If you’re not at peace this morning, perhaps this is the reason. Find peace in God, by making peace with God. And then by living in the word of God.
Next, surrender to the Spirit of God.
The Bible warns us: “The mind of sinful man is death, but the mind controlled by the Spirit is life and peace” (Romans 8:6). The “fruit of the Spirit” is “love, joy, peace….” (Galatians 5:22).
The Bible commands that we “be filled with the Spirit” (Ephesians 5:18). This verse means to be controlled by the Spirit, submitted and yielded to his control, every day. If you’re not at peace this morning, perhaps this is the reason. Live in the Word of God, surrendered to the Spirit of God.

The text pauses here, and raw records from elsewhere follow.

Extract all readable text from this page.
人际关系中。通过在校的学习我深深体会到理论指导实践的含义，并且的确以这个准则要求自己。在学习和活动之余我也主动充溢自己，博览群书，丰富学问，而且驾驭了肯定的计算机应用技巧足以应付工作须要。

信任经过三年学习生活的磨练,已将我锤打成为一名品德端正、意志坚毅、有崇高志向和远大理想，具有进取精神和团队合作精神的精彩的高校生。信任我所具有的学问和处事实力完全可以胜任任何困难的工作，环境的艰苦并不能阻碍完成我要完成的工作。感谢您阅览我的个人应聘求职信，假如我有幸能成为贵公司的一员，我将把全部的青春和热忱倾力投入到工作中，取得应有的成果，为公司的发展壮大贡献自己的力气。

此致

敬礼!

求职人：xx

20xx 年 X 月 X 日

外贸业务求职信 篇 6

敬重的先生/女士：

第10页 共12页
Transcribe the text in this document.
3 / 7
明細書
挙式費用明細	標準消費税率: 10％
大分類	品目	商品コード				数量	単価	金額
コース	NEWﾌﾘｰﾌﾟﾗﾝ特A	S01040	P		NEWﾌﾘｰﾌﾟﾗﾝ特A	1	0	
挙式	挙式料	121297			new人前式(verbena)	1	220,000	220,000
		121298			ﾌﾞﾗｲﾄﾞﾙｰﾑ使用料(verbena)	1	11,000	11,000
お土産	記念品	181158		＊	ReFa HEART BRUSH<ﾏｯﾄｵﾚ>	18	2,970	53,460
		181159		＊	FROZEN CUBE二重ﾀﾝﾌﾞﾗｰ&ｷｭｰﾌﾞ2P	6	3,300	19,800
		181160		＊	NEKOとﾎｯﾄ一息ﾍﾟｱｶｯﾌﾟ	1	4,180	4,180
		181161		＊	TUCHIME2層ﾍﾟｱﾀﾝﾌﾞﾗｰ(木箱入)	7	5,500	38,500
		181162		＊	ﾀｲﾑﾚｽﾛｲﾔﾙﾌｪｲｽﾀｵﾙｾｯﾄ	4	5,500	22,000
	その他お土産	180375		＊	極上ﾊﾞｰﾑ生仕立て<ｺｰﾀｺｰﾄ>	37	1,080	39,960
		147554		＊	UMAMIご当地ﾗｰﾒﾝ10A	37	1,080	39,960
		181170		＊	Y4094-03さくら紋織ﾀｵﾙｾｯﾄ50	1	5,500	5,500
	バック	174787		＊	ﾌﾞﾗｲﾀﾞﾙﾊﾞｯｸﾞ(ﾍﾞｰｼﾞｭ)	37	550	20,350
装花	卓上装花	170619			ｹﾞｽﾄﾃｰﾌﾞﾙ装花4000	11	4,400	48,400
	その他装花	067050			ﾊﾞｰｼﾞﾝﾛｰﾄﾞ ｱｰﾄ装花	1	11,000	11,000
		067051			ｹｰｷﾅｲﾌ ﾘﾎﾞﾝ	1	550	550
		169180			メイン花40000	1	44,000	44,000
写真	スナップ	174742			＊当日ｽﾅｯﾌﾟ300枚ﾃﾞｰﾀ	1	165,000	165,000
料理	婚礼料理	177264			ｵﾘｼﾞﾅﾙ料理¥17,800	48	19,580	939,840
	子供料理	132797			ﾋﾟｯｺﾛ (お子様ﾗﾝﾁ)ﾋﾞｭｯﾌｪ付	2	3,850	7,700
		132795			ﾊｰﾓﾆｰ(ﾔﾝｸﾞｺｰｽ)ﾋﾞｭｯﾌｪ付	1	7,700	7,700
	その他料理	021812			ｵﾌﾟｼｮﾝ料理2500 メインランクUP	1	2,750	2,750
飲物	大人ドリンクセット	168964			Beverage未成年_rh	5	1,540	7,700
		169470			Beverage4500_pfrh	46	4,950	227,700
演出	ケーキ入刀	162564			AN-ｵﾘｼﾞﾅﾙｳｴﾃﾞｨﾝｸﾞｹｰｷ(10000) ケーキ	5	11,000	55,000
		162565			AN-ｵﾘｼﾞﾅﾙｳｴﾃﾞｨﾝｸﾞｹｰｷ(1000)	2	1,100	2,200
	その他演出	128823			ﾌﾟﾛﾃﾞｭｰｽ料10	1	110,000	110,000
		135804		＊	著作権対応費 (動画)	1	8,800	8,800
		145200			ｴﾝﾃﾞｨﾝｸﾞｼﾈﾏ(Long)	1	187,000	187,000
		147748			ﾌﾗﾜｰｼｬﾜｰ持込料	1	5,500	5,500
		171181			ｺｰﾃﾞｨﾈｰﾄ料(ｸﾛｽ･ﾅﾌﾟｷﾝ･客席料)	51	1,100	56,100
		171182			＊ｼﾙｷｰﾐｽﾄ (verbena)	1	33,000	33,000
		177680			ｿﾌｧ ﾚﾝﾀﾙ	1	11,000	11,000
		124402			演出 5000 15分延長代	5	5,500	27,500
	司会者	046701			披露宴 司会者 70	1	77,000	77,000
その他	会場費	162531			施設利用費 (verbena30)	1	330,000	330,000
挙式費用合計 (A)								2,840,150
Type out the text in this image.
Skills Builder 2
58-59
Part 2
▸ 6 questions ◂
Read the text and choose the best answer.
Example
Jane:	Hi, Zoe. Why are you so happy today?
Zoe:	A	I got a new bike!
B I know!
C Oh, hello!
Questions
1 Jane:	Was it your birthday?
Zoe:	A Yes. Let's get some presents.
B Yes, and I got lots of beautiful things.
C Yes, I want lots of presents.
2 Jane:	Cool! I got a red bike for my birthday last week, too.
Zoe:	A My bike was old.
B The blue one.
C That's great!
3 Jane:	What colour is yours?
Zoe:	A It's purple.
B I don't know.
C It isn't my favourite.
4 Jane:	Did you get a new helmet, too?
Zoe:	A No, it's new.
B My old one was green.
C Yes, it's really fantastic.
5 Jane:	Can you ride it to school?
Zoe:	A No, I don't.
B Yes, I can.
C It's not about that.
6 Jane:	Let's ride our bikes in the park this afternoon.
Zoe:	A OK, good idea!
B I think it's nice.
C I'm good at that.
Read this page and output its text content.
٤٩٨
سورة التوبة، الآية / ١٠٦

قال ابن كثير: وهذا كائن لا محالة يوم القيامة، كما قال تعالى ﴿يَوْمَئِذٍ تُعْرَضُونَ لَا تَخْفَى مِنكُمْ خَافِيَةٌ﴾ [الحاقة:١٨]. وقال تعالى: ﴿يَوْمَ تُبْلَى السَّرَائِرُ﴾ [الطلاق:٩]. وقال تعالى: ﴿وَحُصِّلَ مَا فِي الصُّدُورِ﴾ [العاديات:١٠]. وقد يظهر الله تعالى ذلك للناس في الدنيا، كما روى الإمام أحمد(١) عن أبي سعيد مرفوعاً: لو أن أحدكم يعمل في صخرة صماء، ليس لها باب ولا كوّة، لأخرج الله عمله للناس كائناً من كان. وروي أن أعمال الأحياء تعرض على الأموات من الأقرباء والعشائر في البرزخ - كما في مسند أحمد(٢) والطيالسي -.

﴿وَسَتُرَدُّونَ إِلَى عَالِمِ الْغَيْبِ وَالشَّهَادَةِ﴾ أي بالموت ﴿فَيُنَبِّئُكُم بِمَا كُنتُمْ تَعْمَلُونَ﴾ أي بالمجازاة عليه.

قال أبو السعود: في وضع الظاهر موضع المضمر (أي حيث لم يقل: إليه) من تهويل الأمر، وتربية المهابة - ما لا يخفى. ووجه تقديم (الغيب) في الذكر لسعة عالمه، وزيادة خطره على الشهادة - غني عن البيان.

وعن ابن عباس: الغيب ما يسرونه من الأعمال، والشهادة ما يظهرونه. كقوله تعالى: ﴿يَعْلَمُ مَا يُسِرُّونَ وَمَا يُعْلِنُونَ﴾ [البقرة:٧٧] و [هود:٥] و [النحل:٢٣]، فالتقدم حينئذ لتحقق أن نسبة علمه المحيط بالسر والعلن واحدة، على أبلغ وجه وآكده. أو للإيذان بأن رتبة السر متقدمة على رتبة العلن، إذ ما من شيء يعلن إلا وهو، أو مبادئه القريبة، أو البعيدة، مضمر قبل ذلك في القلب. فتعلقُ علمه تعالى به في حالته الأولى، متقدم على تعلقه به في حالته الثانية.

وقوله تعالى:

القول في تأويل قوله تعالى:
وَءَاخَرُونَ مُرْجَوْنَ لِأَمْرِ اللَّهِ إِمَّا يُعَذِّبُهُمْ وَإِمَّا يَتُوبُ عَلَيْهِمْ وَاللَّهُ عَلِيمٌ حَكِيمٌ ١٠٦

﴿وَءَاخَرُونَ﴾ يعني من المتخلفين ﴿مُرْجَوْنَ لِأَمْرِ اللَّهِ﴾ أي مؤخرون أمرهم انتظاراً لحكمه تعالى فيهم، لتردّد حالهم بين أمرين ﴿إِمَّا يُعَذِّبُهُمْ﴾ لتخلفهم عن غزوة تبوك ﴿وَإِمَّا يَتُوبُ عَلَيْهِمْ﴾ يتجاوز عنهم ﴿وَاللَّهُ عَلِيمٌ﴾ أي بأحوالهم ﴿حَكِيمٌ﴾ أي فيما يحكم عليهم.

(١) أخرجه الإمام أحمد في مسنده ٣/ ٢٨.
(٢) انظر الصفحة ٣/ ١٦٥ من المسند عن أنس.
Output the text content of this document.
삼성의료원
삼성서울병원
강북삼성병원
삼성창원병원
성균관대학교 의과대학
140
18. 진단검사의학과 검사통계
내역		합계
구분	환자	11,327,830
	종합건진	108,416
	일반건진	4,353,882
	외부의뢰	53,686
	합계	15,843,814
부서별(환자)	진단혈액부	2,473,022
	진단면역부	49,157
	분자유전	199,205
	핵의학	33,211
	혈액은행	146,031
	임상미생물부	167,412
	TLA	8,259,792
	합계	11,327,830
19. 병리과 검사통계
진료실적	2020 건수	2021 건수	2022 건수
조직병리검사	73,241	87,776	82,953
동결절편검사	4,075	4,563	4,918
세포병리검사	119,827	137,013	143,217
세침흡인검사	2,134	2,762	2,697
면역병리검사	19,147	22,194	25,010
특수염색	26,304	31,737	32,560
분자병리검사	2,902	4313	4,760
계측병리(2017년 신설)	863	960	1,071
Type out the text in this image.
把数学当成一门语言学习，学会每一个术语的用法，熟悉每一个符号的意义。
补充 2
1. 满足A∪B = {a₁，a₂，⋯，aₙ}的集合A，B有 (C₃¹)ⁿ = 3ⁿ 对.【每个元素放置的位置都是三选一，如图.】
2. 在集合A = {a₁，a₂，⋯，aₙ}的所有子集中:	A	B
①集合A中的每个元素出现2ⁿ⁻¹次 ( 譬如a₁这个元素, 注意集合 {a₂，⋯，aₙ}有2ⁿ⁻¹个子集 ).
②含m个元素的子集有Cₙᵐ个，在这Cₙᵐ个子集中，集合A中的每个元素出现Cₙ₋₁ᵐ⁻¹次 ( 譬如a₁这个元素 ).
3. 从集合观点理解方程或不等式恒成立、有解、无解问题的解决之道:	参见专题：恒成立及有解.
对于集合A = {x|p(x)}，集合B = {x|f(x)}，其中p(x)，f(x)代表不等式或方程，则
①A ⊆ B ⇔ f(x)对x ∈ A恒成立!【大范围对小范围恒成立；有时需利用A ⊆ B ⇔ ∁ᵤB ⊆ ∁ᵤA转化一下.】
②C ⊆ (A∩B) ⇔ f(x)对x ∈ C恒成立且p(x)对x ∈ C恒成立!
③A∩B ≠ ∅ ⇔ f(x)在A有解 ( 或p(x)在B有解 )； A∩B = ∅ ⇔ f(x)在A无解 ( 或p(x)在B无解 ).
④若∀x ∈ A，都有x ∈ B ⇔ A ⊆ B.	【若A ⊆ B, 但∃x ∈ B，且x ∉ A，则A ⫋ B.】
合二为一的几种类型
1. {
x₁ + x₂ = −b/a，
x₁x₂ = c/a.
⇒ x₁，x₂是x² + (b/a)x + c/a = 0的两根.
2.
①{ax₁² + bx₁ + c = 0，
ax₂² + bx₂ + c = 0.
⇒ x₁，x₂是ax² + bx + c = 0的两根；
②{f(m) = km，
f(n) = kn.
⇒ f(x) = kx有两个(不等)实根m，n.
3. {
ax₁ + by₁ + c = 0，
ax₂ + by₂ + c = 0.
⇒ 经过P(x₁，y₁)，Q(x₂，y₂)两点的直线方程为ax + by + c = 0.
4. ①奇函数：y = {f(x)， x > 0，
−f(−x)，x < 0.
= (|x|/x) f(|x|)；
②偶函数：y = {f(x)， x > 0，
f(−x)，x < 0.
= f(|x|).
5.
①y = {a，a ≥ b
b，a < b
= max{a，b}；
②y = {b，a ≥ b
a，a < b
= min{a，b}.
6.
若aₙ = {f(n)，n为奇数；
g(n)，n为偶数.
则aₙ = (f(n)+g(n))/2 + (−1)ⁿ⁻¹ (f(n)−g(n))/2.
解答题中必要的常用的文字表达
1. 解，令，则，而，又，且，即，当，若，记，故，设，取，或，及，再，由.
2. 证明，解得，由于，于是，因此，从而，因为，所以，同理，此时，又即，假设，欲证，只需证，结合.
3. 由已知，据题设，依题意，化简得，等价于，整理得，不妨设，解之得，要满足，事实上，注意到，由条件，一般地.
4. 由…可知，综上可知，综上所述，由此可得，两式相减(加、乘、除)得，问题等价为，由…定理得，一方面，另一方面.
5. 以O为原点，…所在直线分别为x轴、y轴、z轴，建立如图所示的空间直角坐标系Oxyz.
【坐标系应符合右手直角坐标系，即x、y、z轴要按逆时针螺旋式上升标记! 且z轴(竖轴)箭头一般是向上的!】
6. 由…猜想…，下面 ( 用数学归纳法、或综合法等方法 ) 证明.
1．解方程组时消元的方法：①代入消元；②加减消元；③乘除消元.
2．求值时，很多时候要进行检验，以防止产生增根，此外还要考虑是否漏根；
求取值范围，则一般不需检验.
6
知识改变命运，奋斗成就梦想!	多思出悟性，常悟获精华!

And you will have the peace of God.
You will live as did Mary and Joseph, in surrendered obedience to the will, word, and Spirit of God. You will say to God with Isaiah, “You will keep in perfect peace him whose mind is steadfast, because he trusts in you” (Isaiah 26:3). You will experience with Paul: “Do not be anxious about anything, but in everything, by prayer and petition, with thanksgiving, present your requests to God. And the peace of God, which transcends all understanding, will guard your hearts and your minds in Christ Jesus” (Philippians 4:6-7). You will say with Peter: “Cast all your anxiety on him because he cares for you” (1 Peter 5:7).
And you will be at peace.
Are you at peace this morning? We celebrate Christmas this day amid circumstances no less challenging than those faced by those who gathered on that first Christmas day. Yet the angel could rejoice then: “Glory to God in the highest, and on earth peace to men on whom his favor rests” (Luke 2:14). Do you know such peace?
Are you at peace with God, through salvation in Christ? Are you living in his word? Surrendered to his Spirit? Do you have his peace? You can.
Frances Ridley Havergal was one of the most gifted people of her day. Reading by age four, she began writing poems by age seven. She learned Latin, Greek, and Hebrew, and memorized the Psalms, the book of Isaiah, and most of the New Testament. She had become a Christian at a young age, but had no peace. Great London crowds loved her singing, but the Holy Spirit kept urging her closer to Jesus.
At the age of 36 she read a booklet titled All for Jesus. It stressed the importance of making Christ King of every corner and cubicle of her life. Frances made a fresh, complete consecration to the Lord. It was Advent Sunday, December 2, 1873. She said later of that experience, “There must be full surrender before there can be full blessedness. God admits you by the one into the other.”
Shortly after, she found herself in a home with ten other people, some Christians and some not, but none fully surrendered to the Lord. “Lord,” she prayed, “give me all in this house.” Before she left, all ten were yielded Christians.
Excited beyond sleep, she wrote her “Consecration Hymn,” the song that became her life’s theme. She prayed over the words earnestly every December 2nd as she resurrendered her life to the Lord Jesus.
I’d like you to make her prayer yours today:
Take my life and let it be
Consecrated, Lord, to Thee;
Take my hands and let them move
At the impulse of Thy love,
At the impulse of Thy love.
Take my feet and let them be
Swift and beautiful for Thee;
Take my voice and let me sing,
Always, only, for my King,
Always, only, for my King.
Take my silver and my gold,
Not a mite would I withhold;
Take my moments and my days,
Let them flow in ceaseless praise,
Let them flow in ceaseless praise.
Take my will and make it Thine,
It shall be no longer mine;
Take my heart, it is Thine own,
It shall be Thy royal throne,
It shall be Thy royal throne.
And then you will have peace. This is the promise of God.